Se lo contó. Le habló de “Saddlebags” y de Harvey Klein. Ella estaba impresionada.

– Yo tengo un cinturón de “Saddlebags”. Me lo trajo mi padre el año pasado. Es muy bonito. Una piel muy buena, gruesa, suave.

– Pronto podrá comprarse otro igual en Londres, si no le importa pagar el precio.

– ¿Quién se encarga de la campaña de publicidad?

– Eso lo hago yo. Soy director creativo.

– Parece algo muy importante. Debe de hacerlo muy bien. ¿Le gusta?

Noel reflexionó.

– Creo que si no me gustara no lo haría bien.

– Muy cierto. Para mí no hay cosa peor que trabajar en algo que a uno no le agrade.

– ¿A usted le gusta la cocina?

– Sí, muchísimo. Y es una suerte, porque es casi lo único que sé hacer. Para los estudios era un desastre. Sacaba muy malas notas.

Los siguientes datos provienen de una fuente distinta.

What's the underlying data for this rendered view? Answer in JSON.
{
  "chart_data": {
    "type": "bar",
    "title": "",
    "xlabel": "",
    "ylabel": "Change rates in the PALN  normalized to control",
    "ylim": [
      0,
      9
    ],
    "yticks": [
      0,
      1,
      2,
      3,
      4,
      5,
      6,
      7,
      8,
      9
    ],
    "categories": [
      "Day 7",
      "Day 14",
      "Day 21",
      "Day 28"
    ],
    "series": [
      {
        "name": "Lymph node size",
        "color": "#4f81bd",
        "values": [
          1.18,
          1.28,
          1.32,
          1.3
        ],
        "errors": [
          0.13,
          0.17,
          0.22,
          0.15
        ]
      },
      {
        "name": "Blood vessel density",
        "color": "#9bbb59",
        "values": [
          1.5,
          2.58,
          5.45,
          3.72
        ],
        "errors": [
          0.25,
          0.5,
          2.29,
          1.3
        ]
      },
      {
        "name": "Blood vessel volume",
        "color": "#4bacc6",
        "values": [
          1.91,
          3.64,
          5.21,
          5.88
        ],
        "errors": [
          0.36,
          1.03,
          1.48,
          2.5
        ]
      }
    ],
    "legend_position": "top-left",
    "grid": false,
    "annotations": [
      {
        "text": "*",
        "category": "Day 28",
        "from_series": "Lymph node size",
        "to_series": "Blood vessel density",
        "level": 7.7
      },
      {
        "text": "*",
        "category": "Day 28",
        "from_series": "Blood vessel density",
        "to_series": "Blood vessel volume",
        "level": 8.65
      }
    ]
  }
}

Mi padre quería que hiciera secretariado o diseño pero acabó por darse cuenta de que sería perder el tiempo y tirar el dinero y me dejó ser cocinera.

– ¿Siguió algún curso?

– ¡Oh! Sí, sé preparar toda clase de platos exóticos.

– ¿Siempre ha trabajado por su cuenta?

– No. Empecé en una agencia. después me asocie a otra. Pero sola es más divertido. Tengo una pequeña empresa que marcha bastante bien. No hago únicamente almuerzos de directores sino también cenas particulares y bodas y platos para tener en el congelador. Hago el reparto con una furgoneta.